Retour au cinéma mentionné ici, car en sortant de la Panthère des neiges, nous avons découvert que le programmateur était fan d'animation japonaise et que nous pourrions y voir le nouveau film de Mamoru Hosoda en VO. Dont acte.
Et nous nous sommes installés dans les confortables fauteuils de la salle 2 pour nous prendre un grand bain de SF et de sense of wonder comme on en voit que rarement.
Belle n'est pas un film parfait, mais je n'ai pas envie de chipoter sur ses défauts. Le sujet, en deux mots: Suzu, une adolescente pleurnicharde, devient presque instantanément une méga-star dans le réseau social virtuel géant U sous le nom de Belle.
Dès les premières minutes, le film emmène dans une aventure visuelle et sonore complètement folle, rendant visible Internet, les réseaux sociaux et l'informatique d'une manière ébouriffante (ce que le réalisateur avait déjà fait dans Summer Wars, que j'avais adoré aussi). La scène où Suzu se connecte pour la première fois à U est faite avec un souci du vrai complètement fou, aussi bien dans le design des appareils (et même celui de l'URL de connexion !) que dans les interactions utilisateur à la beauté lumineuse.
Le film repose sur le contraste élégant, permis par l'animation, entre le monde virtuel et la "réalité", le petit coin de province japonaise, petit lycée, petite ville, restaurant de nouilles avec des tableaux sur les murs, ligne de bus en train de fermer, la gare... sans poser de discours simpliste sur cette dichotomie. Les réseaux sociaux sont à la fois invisibles et tout le temps présents, les accumulations de discours ont à la fois un effet violent et aucune importance (la scène de délire SMS parce que deux ados se sont tenus la main en public, transformée en scène de jeu vidéo de stratégie... dingue)
Le récit est, à la base, une comédie dramatique ado, ni plus, ni moins, très réussie. J'admire la capacité des scénaristes d'anime à me surprendre. Il y a bien plus, narrativement, dans Belle que dans bien des séries que j'ai regardées. Des surprises, des personnages qui sont différents de ce qu'on attend d'eux, des rebondissements, des gags idiots, des sous-récits dans les coins (le délire de l'artiste performer aux tatouages et de ses deux copines...). Element important : les personnages ne sauvent pas le monde, juste eux-mêmes (et c'est déjà pas mal).

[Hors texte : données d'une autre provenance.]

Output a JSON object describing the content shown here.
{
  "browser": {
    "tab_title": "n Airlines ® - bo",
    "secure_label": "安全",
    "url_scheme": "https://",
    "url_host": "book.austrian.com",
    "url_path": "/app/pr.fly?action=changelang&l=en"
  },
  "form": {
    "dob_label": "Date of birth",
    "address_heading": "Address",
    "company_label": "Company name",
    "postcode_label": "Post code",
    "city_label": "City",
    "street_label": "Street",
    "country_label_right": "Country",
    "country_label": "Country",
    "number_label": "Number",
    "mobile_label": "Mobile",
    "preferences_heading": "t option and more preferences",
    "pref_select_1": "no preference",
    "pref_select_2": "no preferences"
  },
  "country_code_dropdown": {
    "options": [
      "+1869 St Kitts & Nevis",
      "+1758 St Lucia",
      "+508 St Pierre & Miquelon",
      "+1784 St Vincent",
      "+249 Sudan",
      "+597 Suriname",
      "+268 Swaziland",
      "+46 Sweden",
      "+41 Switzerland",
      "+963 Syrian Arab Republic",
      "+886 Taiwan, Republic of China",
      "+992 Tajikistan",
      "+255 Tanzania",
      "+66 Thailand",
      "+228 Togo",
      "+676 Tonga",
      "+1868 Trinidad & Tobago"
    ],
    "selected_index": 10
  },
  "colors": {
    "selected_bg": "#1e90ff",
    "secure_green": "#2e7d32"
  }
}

Je passe aussi sur les références dont j'ai loupé sans doute les trois quarts. Disney, bien sûr, et toute une tradition du cyberpunk japonais (le film a pas mal d'échos avec mon préféré de Satoshi Kon, Paprika) et le reste de l'oeuvre de Hosoda (j'ai envie de revoir Summer Wars, autre comédie ado-réseaux sociaux).
Là où Paprika est un récit psychanalytique, adulte et très sexuel, Belle est ado, énergique et positif. J'espère que ça s'entend : j'ai adoré.